2. Самое понятие о народности между нами также совершенно различно. Тот разумеет под этим словом один так называемый простой народ; другой — ту идею народной особенности, которая выражается в нашей истории; третий — те следы церковного устройства, которые остались в жизни и обычаях нашего народа, и пр. и пр. Во всех этих понятиях есть нечто общее, есть и особенное. Принимая это особенное за общее, мы противоречим друг другу и мешаем правильному развитию собственных понятий. К тому же каждое из этих особых понятий противоречит само себе и потому доказывает неразвитость сознания. Так, например, в стремлении к народности полагают условие, так сказать, нашего спасения, и возможность просвещения русского, и спасения Европы, и развития науки и изяществ и пр. и пр., а между тем народность ограничивать простонародностью — значит отрезывать от начала народного все то, чего в этой простонародности не заключается, а что в ней заключается действительно народного, то принимать в виде одностороннем, т. е. особенное отражение его в простонародности почитать за его нормальное выражение. Если же прибавим, что при этом понятии требуется от каждого, кто не хочет погибнуть, как хворост в печи, чтобы он все усилия своего духа употребил на то, чтобы умиротворить в себе все, что может быть противно этой народности, и образовать себя и внутренно и внешне согласно понятиям и вкусам простого народа, то нельзя не согласиться, что в этом требовании заключается еще более несознательности.
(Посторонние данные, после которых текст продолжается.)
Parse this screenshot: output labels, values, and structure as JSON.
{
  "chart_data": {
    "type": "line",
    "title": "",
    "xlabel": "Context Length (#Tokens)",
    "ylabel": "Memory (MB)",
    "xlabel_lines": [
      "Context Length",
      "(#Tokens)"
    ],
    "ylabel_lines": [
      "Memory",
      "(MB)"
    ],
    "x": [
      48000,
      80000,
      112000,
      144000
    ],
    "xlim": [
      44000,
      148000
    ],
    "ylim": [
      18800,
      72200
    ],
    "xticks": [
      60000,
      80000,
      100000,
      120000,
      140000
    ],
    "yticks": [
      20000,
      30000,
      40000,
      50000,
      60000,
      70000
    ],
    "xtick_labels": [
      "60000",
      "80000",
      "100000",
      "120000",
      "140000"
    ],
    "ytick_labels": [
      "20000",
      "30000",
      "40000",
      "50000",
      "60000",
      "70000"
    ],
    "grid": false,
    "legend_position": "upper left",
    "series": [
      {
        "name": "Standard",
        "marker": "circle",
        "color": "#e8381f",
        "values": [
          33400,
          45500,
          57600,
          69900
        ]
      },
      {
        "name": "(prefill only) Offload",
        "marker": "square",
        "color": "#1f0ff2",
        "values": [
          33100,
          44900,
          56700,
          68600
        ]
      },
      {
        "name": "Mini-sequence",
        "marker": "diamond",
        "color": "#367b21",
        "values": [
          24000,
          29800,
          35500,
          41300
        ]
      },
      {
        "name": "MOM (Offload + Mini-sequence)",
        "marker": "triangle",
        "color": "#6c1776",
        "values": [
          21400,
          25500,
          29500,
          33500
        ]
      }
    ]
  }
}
Ибо если можно требовать от человека, чтобы он работал над самим собою в виду Первообраза истины, то это понятно потому, что дело идет о Первообразе истины; а работать над собою для достижения простонародности можно бы было в таком только случае, если бы простонародность эта была непосредственным воплощением Самой истины. Но как это предположить несообразно, то и требование остается как невозможное.
Также легко можно доказать, что и другие особенные понятия о народности заключают в себе внутреннее противоречие, как скоро мы примем их за полное выражение нашей народности вообще. А между тем народность в ее общем начале до сих пор еще нами не сознана и не выражена. Оттого понятия наши смешаны, требования необязательны и сочувствия неплодоносны.
Третье важное разногласие между нами заключается в понятии об отношениях народа к государственности. Здесь самые резкие крайности во мнениях делают всякое соглашение совершенно невозможным. А между тем мы не отдаем друг другу, а может быть, и себе самим, отчета в тех началах, из которых особенность наших мнений проистекает, и притом уже несколько лет стоим друг подле друга, не соединяясь, и, беспрестанно обращаясь в окольных мыслях, не подвигаемся ни на шаг вперед.
Не соглашаясь в этих понятиях, естественно, что мы расходились и в бесчисленном множестве понятий производных и второстепенных, которые в применяемости своей к жизни дают ей решительно тот или другой смысл.